TOXIC AND DRUG INDUCED MYOPATHIES
Résumé
Although the “do no harm” dogma of Hippocrates is faithfully followed by all practitioners, drugs used for therapeutic interventions either alone or in combination, may sometimes cause unexpected toxicity to the muscles, resulting in a varying degree of symptomatology, from mild discomfort and inconvenience to permanent damage and disability. The clinician should suspect a toxic myopathy when a patient without a pre-existing muscle disease develops myalgia, fatigue, weakness, or myoglobinuria, temporally connected to the administration of a drug or exposure to a myotoxic substance. Myotoxic agents can cause a myopathy by: a) directly affecting a muscle organelle, such as mitochondria, lysosomes, myofibrillar proteins; b) altering muscle antigens, thereby inducing an immunologic or inflammatory reaction; and c) inducing systemic effects, such as electrolyte disturbances, nutritional deprivation or malabsorption, which secondarily affect the muscle function.
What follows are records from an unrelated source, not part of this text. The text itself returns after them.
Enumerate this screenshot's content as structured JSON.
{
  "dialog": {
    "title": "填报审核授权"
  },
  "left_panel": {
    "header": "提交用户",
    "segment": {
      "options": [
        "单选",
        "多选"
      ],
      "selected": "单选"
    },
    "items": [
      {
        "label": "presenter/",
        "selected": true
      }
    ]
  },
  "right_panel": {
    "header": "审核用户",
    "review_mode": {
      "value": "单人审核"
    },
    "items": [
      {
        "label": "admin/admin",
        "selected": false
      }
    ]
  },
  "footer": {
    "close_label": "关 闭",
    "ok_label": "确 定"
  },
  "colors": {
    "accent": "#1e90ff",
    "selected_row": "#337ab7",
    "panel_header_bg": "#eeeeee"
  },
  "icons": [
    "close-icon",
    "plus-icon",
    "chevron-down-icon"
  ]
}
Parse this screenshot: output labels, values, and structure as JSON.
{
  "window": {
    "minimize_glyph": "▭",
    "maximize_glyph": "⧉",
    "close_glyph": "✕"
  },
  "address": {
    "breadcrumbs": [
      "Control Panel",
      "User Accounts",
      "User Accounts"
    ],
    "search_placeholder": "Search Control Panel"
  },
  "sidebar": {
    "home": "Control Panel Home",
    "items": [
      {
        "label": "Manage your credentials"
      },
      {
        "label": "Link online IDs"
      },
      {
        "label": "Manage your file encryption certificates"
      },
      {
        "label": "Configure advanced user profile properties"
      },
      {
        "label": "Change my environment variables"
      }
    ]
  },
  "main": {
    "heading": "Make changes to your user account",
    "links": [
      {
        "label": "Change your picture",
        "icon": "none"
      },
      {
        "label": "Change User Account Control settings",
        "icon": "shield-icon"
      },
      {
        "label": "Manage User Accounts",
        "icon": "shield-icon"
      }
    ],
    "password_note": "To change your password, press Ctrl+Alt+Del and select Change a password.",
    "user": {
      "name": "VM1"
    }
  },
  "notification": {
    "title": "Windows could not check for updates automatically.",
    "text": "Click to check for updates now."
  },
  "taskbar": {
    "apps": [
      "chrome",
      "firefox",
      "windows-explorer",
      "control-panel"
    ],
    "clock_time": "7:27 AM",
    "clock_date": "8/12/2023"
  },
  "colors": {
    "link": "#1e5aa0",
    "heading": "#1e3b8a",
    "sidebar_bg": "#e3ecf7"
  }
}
The review provides an update on the drugs with well documented myocytoxicity and cautions the clinicians to be alert for the potential toxicity of newly marketed drugs; highlights the clinical features and pathomechanisms of the induced muscle disease; and offers guidance on how best to treat and distinguish toxic myopathies from other acquired or hereditary muscle disorders. Myotoxicity resulting from direct insertion of transgenes to the muscle, an exciting new tool currently tested for treatment of muscular dystrophies, will be also discussed.